Department of Ophthalmology, Kansai Medical University, Takii Hospital, Osaka, Japan.
Curr Eye Res. 2011 Dec;36(12):1153-63. doi: 10.3109/02713683.2011.606592. Epub 2011 Oct 6.
To investigate the effects of endoplasmic reticulum (ER) stress on the tight junctions of the retinal pigment epithelial (RPE) cells in vitro.
ER stress was induced in cultured ARPE-19 cells, a human RPE cell line, by exposure to tunicamycin (TM) or to thapsigargin (TG). After 6, 12, 24 and 48 hours of exposure, the expressions of GRP78/Bip (Bip), C/EBP-homologous protein (CHOP), vascular endothelial growth factor (VEGF), zonula occludens (ZO)-1, occludin and claudin-1 were determined by real-time RT-PCR. Immunoblot analysis and/or immunohistochemistry for proteins of tight junctions and ER stress markers, viz., Bip, activating transcription factor (ATF) 6, CHOP, and caspase-4, were performed at 48 hours after the exposure. Enzyme-linked immunosorbent assay was used to determine the concentration of VEGF165. Transepithelial electrical resistance (TER) of the ARPE-19 cells was determined to measure the permeability.

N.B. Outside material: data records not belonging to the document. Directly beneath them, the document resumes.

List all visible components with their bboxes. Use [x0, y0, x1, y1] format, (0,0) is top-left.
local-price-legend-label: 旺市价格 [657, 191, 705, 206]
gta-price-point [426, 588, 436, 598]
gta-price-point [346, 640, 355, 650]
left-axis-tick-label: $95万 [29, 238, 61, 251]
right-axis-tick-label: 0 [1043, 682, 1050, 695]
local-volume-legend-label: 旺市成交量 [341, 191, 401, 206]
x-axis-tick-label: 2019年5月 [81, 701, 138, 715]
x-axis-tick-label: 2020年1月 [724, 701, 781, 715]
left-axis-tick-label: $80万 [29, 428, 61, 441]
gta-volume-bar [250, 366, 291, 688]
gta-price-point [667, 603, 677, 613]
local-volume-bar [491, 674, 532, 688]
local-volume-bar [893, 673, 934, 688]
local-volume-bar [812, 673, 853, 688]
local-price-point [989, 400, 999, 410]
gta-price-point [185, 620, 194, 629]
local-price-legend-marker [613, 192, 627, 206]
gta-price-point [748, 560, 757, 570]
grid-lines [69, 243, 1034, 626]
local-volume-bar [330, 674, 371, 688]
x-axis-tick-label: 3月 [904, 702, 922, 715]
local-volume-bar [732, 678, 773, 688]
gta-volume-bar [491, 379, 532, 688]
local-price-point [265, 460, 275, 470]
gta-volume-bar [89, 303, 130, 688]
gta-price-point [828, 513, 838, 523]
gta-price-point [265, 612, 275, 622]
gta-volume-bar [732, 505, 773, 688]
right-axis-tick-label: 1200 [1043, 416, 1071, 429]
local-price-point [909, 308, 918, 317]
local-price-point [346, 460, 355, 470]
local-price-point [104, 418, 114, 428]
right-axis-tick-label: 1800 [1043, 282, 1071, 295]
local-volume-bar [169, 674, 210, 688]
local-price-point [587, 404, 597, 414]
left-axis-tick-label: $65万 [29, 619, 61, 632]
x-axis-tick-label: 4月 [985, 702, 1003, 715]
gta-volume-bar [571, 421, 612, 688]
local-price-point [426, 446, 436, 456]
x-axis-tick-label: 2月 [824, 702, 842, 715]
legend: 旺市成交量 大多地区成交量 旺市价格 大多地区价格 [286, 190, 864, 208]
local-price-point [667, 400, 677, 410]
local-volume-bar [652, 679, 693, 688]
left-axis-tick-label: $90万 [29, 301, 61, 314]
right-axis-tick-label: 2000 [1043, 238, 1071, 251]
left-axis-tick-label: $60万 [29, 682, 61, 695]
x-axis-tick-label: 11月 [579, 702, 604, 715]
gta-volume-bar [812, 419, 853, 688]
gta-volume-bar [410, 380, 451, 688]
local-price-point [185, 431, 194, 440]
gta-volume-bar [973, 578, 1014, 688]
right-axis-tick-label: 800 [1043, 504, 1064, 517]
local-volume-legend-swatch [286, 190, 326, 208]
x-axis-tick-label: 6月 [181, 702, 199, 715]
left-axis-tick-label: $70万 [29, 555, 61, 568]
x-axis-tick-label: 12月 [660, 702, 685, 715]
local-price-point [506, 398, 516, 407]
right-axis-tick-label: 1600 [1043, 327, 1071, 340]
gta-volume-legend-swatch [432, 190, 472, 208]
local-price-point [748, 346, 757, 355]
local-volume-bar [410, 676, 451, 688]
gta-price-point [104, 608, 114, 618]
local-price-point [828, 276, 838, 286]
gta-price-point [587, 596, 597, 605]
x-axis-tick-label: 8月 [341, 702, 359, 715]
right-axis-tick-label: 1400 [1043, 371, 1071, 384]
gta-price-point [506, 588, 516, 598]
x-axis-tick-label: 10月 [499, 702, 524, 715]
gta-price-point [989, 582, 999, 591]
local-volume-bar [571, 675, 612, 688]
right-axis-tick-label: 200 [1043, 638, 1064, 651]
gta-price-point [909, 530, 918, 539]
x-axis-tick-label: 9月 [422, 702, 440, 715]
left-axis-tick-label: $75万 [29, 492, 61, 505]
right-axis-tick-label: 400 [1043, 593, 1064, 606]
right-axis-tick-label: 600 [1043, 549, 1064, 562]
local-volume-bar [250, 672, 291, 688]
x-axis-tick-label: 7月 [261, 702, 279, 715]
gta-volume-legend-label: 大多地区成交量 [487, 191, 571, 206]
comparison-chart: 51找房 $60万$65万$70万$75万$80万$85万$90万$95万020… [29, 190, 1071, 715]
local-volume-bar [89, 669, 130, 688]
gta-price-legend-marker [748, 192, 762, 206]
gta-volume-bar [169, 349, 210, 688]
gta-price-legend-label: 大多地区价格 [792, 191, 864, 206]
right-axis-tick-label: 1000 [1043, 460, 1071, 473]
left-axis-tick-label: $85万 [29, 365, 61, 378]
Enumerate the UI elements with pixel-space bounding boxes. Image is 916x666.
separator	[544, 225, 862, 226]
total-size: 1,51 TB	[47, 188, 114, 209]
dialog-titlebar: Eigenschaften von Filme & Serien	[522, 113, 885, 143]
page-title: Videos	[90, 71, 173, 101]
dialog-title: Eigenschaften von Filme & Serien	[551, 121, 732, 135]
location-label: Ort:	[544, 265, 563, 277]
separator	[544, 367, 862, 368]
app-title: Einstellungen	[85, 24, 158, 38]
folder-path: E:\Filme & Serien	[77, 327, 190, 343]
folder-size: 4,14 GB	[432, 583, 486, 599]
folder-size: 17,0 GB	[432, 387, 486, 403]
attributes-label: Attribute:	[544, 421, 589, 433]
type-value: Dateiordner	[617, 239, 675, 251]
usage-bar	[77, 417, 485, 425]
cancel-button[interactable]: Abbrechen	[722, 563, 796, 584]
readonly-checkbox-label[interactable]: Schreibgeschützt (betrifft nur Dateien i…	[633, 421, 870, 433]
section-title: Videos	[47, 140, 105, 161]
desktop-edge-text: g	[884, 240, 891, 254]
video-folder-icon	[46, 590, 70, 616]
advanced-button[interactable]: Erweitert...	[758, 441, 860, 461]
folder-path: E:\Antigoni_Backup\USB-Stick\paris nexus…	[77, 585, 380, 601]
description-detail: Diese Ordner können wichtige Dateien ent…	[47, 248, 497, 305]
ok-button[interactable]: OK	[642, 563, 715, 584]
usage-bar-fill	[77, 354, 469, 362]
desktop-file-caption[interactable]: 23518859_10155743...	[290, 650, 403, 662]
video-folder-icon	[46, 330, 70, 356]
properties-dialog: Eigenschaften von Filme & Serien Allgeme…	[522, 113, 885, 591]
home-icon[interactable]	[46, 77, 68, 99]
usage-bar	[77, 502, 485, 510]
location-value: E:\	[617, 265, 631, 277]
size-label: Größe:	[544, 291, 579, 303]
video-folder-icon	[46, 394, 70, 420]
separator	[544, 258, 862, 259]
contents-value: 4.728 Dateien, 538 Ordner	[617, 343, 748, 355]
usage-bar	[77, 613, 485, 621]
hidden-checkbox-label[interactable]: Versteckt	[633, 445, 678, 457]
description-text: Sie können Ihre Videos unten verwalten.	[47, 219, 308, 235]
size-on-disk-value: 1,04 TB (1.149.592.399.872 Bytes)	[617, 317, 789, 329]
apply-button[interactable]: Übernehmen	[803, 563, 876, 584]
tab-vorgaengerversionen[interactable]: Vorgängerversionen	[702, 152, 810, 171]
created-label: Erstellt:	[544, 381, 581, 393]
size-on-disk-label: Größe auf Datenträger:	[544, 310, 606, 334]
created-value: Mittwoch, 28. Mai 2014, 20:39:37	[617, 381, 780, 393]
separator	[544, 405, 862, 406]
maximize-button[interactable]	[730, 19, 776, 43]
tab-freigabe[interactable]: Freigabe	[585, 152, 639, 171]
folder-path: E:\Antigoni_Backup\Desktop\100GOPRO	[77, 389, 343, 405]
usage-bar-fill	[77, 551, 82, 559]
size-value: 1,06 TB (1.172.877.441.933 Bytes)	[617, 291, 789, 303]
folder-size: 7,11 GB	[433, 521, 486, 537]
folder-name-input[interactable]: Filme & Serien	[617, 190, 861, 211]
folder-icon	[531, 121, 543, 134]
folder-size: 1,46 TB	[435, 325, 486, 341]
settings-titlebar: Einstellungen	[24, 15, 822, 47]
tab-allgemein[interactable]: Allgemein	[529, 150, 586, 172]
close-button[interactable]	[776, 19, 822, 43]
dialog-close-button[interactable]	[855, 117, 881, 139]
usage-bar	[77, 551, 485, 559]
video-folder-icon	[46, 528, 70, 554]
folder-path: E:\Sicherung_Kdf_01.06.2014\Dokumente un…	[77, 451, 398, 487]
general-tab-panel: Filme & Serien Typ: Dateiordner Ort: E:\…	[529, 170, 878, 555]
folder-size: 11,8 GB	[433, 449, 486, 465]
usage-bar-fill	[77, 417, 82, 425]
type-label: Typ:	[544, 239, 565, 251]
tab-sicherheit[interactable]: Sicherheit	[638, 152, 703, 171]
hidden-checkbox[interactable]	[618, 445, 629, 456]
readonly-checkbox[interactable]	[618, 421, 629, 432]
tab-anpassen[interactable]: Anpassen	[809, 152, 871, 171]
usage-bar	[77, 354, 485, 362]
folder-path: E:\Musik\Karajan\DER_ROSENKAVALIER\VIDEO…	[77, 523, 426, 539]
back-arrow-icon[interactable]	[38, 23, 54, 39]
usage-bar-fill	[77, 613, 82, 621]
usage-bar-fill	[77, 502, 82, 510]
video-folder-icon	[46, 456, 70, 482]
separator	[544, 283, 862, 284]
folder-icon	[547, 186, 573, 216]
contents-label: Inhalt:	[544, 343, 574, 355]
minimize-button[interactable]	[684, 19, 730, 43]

The expressions of the mRNAs and/or proteins of Bip, CHOP, ATF6 and caspase-4 were significantly increased in ARPE-19 cells under ER stress induced by TM and TG. The mRNAs of VEGF were also increased by both TM and TG. However, the concentration of VEGF165 was not significantly increased after 48 hours exposure to TM and TG compared to that of the control in the apical chamber medium. The proteins and mRNAs of occludin and claudin-1 were significantly increased by TM and TG, and that of ZO-1 was significantly increased by TG. Immunohistochemistry showed that the staining of ZO-1, occludin and claudin-1 under ER stress was stronger than that of the control. A significant increase of TER was observed after exposure to TM and TG.
The increased expressions of tight junction molecules by TM- or TG-exposed ARPE-19 cells indicate that ER stress can alter the function of RPE cells and may be involved in the pathogenesis of age-related macular degeneration.
研究内质网(ER)应激对体外视网膜色素上皮(RPE)细胞紧密连接的影响。
用衣霉素(TM)或他普西龙(TG)孵育培养的 ARPE-19 细胞(人 RPE 细胞系),诱导 ER 应激。孵育 6、12、24 和 48 小时后,通过实时 RT-PCR 测定葡萄糖调节蛋白 78/结合免疫球蛋白(Bip)、C/EBP 同源蛋白(CHOP)、血管内皮生长因子(VEGF)、封闭蛋白(ZO)-1、occludin 和 claudin-1 的表达。孵育 48 小时后,通过免疫印迹分析和/或免疫组织化学检测紧密连接和 ER 应激标志物,即 Bip、激活转录因子(ATF)6、CHOP 和半胱天冬酶-4 的蛋白表达。酶联免疫吸附试验用于测定 VEGF165 的浓度。通过测定 ARPE-19 细胞的跨上皮电阻(TER)来测量通透性。
在 TM 和 TG 诱导的 ER 应激下,ARPE-19 细胞中 Bip、CHOP、ATF6 和 caspase-4 的 mRNA 和/或蛋白表达显著增加。TM 和 TG 也增加了 VEGF 的 mRNA。然而,与对照相比,TM 和 TG 孵育 48 小时后,顶端腔室培养基中 VEGF165 的浓度没有显著增加。TM 和 TG 显著增加了 occludin 和 claudin-1 的蛋白和 mRNA,TG 显著增加了 ZO-1 的蛋白。免疫组化显示,在 ER 应激下,ZO-1、occludin 和 claudin-1 的染色比对照更强。孵育 TM 和 TG 后,TER 显著增加。
TM 或 TG 暴露的 ARPE-19 细胞中紧密连接分子的表达增加表明 ER 应激可改变 RPE 细胞的功能,并可能参与年龄相关性黄斑变性的发病机制。